I did take action yesterday, it was uncomfortable, I did shit myself, I did fight with him. It lasted for about 15- 20 minutes and then we spoke for about half an hour more or more about what we'd been up to and all that is good in our lives.

 

 

We agreed that we wouldn't do that to each other again, then we cleared the air and agreed to put that behind us.

 

We hadn't spoken for 18 months because neither of us felt brave enough to call the other one. Turns out I am pretty brave after all and I feel truly blessed for being " The Trail Blazer."

 

What I haven't shared with you is the work it took to build up the courage to make that call.
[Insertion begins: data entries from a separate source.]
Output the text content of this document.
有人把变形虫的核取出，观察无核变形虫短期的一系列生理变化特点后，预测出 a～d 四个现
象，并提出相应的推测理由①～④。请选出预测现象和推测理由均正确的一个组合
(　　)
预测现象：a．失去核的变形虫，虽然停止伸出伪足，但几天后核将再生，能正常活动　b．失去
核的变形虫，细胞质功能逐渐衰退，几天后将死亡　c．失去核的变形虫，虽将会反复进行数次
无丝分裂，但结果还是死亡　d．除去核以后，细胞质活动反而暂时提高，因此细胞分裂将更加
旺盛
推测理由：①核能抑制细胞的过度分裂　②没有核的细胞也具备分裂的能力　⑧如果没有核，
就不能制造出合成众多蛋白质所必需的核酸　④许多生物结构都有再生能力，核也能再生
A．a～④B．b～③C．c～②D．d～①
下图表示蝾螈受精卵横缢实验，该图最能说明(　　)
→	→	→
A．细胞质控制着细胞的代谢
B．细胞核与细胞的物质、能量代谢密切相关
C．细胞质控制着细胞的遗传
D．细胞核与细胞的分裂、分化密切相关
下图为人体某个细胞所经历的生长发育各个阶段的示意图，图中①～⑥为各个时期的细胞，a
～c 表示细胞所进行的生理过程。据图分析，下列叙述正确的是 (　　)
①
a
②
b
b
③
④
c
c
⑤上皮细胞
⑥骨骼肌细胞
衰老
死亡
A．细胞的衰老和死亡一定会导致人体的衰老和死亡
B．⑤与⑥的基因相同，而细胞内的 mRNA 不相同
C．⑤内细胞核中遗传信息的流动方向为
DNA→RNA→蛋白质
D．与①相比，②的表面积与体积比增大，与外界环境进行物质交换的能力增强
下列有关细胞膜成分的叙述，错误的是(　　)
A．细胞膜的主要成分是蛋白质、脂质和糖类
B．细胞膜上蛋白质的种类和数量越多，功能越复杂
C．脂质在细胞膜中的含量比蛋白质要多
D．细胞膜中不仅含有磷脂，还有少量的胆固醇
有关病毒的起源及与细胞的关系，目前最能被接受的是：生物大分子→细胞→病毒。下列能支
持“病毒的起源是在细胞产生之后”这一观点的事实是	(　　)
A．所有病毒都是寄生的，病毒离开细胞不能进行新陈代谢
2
I haven't shared with you the tears, the letter burning ceremonies, the healing sessions and the countless books I listened to in order to make sense of so many childhood fears, memories, traumas and occasions where I felt terrified of my Dad and was almost frozen stiff in my bed at the fighting  with my mum and the drunken evenings that he wouldn't even remember.

 

While I was taking a meditation class this week, I was shown me sitting on my Dads knee at the kitchen table while he was playing the drums with his fingers on the table. This was  a regular thing in our home. Dad could play the drums and we loved music. I was also shown many other happy times where he was genuinely happy and I could see love in his eyes watching his family sing and dance.

 

It's a human thing to only remember the painful or difficult times. Let me tell you, there were many. But there were also fun times and if we dig deep enough and begin to gain a deeper understanding about not only our own psychology but the psychology of the people who have given us the gift of pain, we can understand not what they do but why they do it.

 

We all do the best job we know how using the tools we have in our tool box. Just as I said earlier, I wasn't ready to contact him until I was.

 

As we navigate our way through life and peel back the layers, we become stronger , braver and more courageous than we ever thought was possible. I think people get that mixed up. I think people fear that as they begin peeling back the layers they will be left exposed and vulverable, ripe for the picking. It's not the case. We are far stonger when we are not carrying so much baggage.

 

If we are really brave, we are willing to put ourselves out there to really be seen, to really show up and to really stand in our truth warts and all. Soon we see our warts as beauty spots and we begin to change the way we see ourselves and the world.

 

This is where the real magic happens. This is where the heart heals and life really opens up to us, or rather we open up to life.

 

It's bloody scary, it's bloody painful and sometimes it's bloody ugly, but then again, it's all in the way we see it isn't it?

 

So I ask you now, if you were courageous enough , what would you act on in your life right now?